Он нахмурился, сжав губы и напрягая память.

— Да?

— Да-да. Это ее слова.

— Удивительно, — пробормотал он. — Я был уверен, что это мое. А ты точно знаешь?

— Да, я слышал это от нее.

— Ну ладно, как бы там ни было, примета заключается в том, что человек, который при знакомстве с Хасаном называет свое имя, впоследствии непременно становится его клиентом — либо живым, либо мертвым. Поэтому никто не представляется ему при первой встрече. Надеюсь, ты не сказал ему, как тебя зовут?
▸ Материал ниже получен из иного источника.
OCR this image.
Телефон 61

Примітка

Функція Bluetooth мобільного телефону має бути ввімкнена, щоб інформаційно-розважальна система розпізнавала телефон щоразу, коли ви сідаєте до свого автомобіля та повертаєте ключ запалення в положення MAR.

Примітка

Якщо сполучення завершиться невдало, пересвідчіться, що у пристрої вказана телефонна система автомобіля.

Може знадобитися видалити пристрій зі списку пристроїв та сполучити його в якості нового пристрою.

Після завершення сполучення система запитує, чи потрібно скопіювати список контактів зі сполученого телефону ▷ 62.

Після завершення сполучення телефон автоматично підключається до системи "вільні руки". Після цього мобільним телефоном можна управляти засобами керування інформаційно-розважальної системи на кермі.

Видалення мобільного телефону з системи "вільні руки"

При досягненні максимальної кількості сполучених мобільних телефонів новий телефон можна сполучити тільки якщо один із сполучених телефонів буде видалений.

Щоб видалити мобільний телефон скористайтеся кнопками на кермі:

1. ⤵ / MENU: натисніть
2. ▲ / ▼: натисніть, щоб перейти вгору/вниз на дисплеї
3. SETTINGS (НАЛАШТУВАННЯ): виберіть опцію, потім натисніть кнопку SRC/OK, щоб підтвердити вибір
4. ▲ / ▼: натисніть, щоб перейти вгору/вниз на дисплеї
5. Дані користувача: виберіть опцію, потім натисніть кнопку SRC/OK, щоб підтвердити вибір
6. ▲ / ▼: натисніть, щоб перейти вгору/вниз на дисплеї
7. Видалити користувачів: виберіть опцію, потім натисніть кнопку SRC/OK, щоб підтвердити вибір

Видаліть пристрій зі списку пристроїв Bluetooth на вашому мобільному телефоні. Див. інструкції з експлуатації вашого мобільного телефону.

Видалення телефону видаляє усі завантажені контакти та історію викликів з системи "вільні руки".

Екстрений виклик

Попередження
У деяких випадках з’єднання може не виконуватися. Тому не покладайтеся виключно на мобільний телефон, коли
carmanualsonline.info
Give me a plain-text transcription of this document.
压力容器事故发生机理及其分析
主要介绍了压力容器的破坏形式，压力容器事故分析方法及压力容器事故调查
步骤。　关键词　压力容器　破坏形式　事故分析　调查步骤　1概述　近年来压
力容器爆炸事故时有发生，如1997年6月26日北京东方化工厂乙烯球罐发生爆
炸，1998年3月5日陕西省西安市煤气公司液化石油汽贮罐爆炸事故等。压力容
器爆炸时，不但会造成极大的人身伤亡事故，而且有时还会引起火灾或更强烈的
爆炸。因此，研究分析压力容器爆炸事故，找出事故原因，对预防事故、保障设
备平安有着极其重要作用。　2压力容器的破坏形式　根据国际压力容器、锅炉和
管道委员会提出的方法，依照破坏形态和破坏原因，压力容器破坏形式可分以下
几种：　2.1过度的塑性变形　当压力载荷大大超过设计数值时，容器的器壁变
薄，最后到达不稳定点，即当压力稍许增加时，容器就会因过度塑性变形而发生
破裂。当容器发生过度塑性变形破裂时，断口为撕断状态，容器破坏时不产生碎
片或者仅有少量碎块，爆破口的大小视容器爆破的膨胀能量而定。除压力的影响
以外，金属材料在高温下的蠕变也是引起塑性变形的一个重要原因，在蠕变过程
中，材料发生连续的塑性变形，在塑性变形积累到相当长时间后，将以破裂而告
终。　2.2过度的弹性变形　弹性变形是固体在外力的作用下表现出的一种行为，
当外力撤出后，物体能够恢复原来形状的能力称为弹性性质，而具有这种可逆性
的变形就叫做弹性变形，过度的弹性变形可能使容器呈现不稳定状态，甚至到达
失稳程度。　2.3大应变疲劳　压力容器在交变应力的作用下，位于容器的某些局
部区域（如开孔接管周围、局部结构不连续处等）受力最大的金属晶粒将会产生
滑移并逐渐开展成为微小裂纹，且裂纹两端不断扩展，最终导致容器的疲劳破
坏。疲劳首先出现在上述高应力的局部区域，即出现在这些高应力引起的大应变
Толпа вокруг нас взревела еще громче, когда Джозеф и Мария приблизились. Я обратил внимание на сияющую, храбрую и полную надежды улыбку Марии и пристыженный, но решительный вид Джозефа. Она похорошела, коротко подстриженные волосы были уложены в красивую модную прическу, гармонировавшую с платьем современного покроя. Джозеф заметно похудел, стал стройнее, здоровее на вид и привлекательнее. На нем была голубая рубашка и новые брюки. Муж с женой шагали, прижавшись друг к другу и сцепив пальцы всех своих четырех рук. За ними шли их родственники, растянув голубую шаль, в которую окружающие бросали монетки и записки с пожеланиями.

вернуться

92

Никогда (фр.).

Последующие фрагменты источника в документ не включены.